Consider an (m, n) "gselect" predictor. There are m global bits (BHR) recording the behaviour of the last m branches which is used to select which of the  $2^m$  n-bit BHTs to use. A popular choice is m = n = 2, hence there are 4 tables of  $2 \times 2^k$  bits. The update is also done based on the same BHR, so a different history would lead us to read a different table.

Variations of this include the global scheme, which is an extreme case where only the global history is used to index the BHT, ignoring the PC. XORing the lower PC bits with the BHR is called "gshare". The use of per-address pattern history is quite popular and effective.

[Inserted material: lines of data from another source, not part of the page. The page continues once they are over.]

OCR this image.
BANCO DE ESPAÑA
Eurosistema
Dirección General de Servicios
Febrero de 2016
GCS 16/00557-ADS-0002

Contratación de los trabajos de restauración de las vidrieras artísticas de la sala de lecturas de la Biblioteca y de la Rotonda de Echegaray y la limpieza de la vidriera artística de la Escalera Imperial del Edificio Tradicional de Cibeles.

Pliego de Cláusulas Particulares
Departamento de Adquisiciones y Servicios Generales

The lecture goes over a few examples of benchmarks, and importantly how it can skew decisions. It's important to evaluate the appropriateness of the benchmarks used and the conclusions drawn, especially where there are outliers.

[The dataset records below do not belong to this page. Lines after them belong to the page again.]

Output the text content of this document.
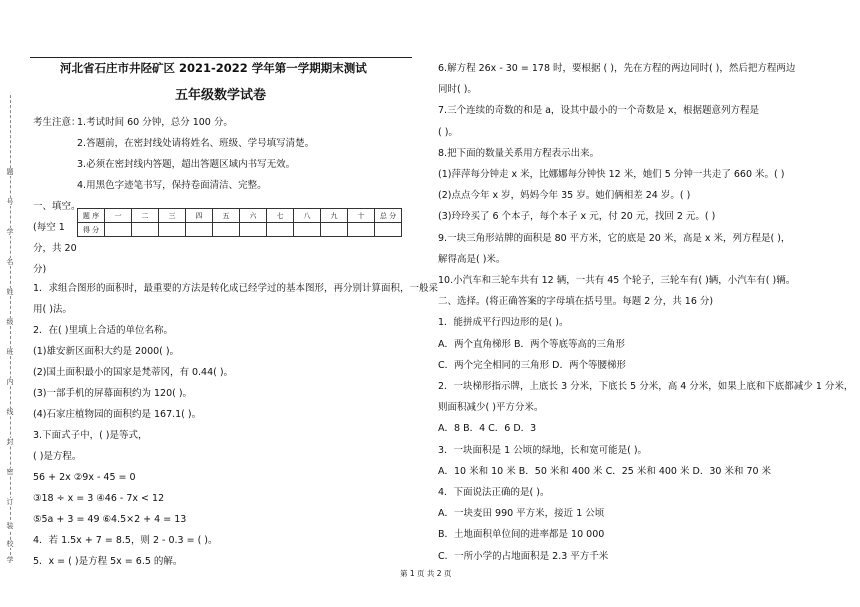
题
号
学
名
姓
级
班
内
线
封
密
订
装
校
学
河北省石庄市井陉矿区 2021-2022 学年第一学期期末测试
五年级数学试卷
考生注意：
1.考试时间 60 分钟，总分 100 分。
2.答题前，在密封线处请将姓名、班级、学号填写清楚。
3.必须在密封线内答题，超出答题区域内书写无效。
4.用黑色字迹笔书写，保持卷面清洁、完整。
一、填空。
(每空 1
分，共 20
分)
题 序	一	二	三	四	五	六	七	八	九	十	总 分
得 分											
1．求组合图形的面积时，最重要的方法是转化成已经学过的基本图形，再分别计算面积，一般采
用( )法。
2．在( )里填上合适的单位名称。
(1)雄安新区面积大约是 2000( )。
(2)国土面积最小的国家是梵蒂冈，有 0.44( )。
(3)一部手机的屏幕面积约为 120( )。
(4)石家庄植物园的面积约是 167.1( )。
3.下面式子中，( )是等式，
( )是方程。
56 + 2x ②9x - 45 = 0
③18 ÷ x = 3 ④46 - 7x < 12
⑤5a + 3 = 49 ⑥4.5×2 + 4 = 13
4．若 1.5x + 7 = 8.5，则 2 - 0.3 = ( )。
5．x = ( )是方程 5x = 6.5 的解。
6.解方程 26x - 30 = 178 时，要根据 ( )，先在方程的两边同时( )，然后把方程两边
同时( )。
7.三个连续的奇数的和是 a，设其中最小的一个奇数是 x，根据题意列方程是
( )。
8.把下面的数量关系用方程表示出来。
(1)萍萍每分钟走 x 米，比娜娜每分钟快 12 米，她们 5 分钟一共走了 660 米。( )
(2)点点今年 x 岁，妈妈今年 35 岁。她们俩相差 24 岁。( )
(3)玲玲买了 6 个本子，每个本子 x 元，付 20 元，找回 2 元。( )
9.一块三角形站牌的面积是 80 平方米，它的底是 20 米，高是 x 米，列方程是( )，
解得高是( )米。
10.小汽车和三轮车共有 12 辆，一共有 45 个轮子，三轮车有( )辆，小汽车有( )辆。
二、选择。(将正确答案的字母填在括号里。每题 2 分，共 16 分)
1．能拼成平行四边形的是( )。
A．两个直角梯形 B．两个等底等高的三角形
C．两个完全相同的三角形 D．两个等腰梯形
2．一块梯形指示牌，上底长 3 分米，下底长 5 分米，高 4 分米，如果上底和下底都减少 1 分米，
则面积减少( )平方分米。
A．8 B．4 C．6 D．3
3．一块面积是 1 公顷的绿地，长和宽可能是( )。
A．10 米和 10 米 B．50 米和 400 米 C．25 米和 400 米 D．30 米和 70 米
4．下面说法正确的是( )。
A．一块麦田 990 平方米，接近 1 公顷
B．土地面积单位间的进率都是 10 000
C．一所小学的占地面积是 2.3 平方千米
第 1 页 共 2 页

The idea of a tournament predictor involves having two predictors; one based on global information and one based on local information. A selector is put in place, which decides which predictor to use (the selector is also driven by another predictor, which ideally selects the right predictor for the right branch). We still want to update both predictors, even if one gave us a value we didn't use, and also update the predictor for the selector (to tell it whether the chosen predictor gave the correct result). The profile based prediction is static in the sense that the prediction is encoded in the instructions, but is still derived from a real execution. Note that the tournament predictor beats the profile-based predictor, which beats the 2-bit counter. A good dynamic predictor can outperform a static prediction; by profiling we lose context information.